When thinking of PepsiCo and crowdsourcing, the first thing that comes to mind is the company’s Pepsi Refresh program, which got almost 61 million votes. The 2010 initiative awarded $20 million in grants to individuals, businesses and non-profits that came up with ideas that have a positive impact on their community, state, or the nation as a whole.
Additionally, Pepsi’s Frito-Lay took crowdsourcing to a new level, when the potato chip brand asked consumers to help come up with a new flavor. The “Do Us a Flavor” campaign awarded $1 million to the person who submitted the winning flavor.

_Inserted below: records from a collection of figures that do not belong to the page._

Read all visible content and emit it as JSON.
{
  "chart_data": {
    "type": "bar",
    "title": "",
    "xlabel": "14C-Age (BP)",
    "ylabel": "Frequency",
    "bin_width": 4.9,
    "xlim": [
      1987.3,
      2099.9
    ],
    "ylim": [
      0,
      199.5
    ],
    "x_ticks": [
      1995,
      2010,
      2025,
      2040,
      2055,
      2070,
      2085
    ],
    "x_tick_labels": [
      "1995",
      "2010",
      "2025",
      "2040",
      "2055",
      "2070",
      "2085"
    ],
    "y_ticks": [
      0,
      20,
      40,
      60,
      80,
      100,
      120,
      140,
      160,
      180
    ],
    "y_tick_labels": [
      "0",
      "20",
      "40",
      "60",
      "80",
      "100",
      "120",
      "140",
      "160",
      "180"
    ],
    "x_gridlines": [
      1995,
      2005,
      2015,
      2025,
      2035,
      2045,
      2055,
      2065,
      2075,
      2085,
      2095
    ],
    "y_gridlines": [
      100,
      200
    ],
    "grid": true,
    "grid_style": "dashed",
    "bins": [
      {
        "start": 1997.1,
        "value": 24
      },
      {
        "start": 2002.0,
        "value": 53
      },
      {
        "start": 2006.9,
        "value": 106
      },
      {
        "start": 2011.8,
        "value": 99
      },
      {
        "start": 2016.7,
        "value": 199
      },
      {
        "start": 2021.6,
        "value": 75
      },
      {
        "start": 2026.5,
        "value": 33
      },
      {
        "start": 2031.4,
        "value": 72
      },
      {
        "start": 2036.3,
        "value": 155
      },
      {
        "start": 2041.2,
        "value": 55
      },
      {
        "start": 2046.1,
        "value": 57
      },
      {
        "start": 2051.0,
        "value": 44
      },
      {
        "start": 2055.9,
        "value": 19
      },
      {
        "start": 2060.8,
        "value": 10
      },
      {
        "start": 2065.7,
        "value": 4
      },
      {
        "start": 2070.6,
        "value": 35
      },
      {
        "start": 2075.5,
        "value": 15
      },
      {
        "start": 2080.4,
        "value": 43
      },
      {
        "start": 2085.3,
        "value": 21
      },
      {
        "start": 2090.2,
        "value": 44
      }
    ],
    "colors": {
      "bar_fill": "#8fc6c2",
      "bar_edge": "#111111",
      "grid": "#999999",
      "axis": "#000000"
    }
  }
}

Most recently, Pepsi had a crowd-sourced photo contest for this year’s Super Bowl, asking fans to submit photos of themselves reenacting a Beyonce pose, and featured the best photos of the bunch during the singer’s halftime show. This program was an alternative to the usual $20 million dollar Super Bowl spot that Pepsi is known for.
Oreo has made somewhat of a name for itself in crowdsourcing for its “Daily Twist” campaign. In honor of its 100th anniversary, the brand launched a 100-day series of cookie designs. It asked the public to select the winning design. There was a lot of promotion going on during the campaign, via paid, earned and owned media. Oreo’s Facebook page sharing increased more than 4,000 percent during the campaign, when compared to other months.
Patagonia takes a different approach to crowdsourcing. It doesn’t use contests or ask its Facebook fans to design new products. When the company saw that consumers are talking about their old Patagonia gear that’s still usable on social media, it made a new Tumblr to capture customer stories about their old gear. The Tumblr is populated only through customer stories. One post comes from Catherine Cullinane from Kelly, Wyo., who bought a Patagonia fleece in 1981 and is still making use of it. It’s a very different use-case for crowdsourcing.
Budweiser’s newest beer, Black Crown, is the result of crowdsourcing. For the “Project 12” campaign, 12 Bud brewers in the U.S. were tasked with creating a new beer and then consumers were asked to pick the one they liked best. A whopping 25,000 consumers voted, and the majority chose the Black Crown beer.
The brewer also used crowdsourcing to name its new baby Clydesdale, featured in the company’s 2013 Super Bowl commercial. It was a great way to get people involved and make them feel connected to the brand.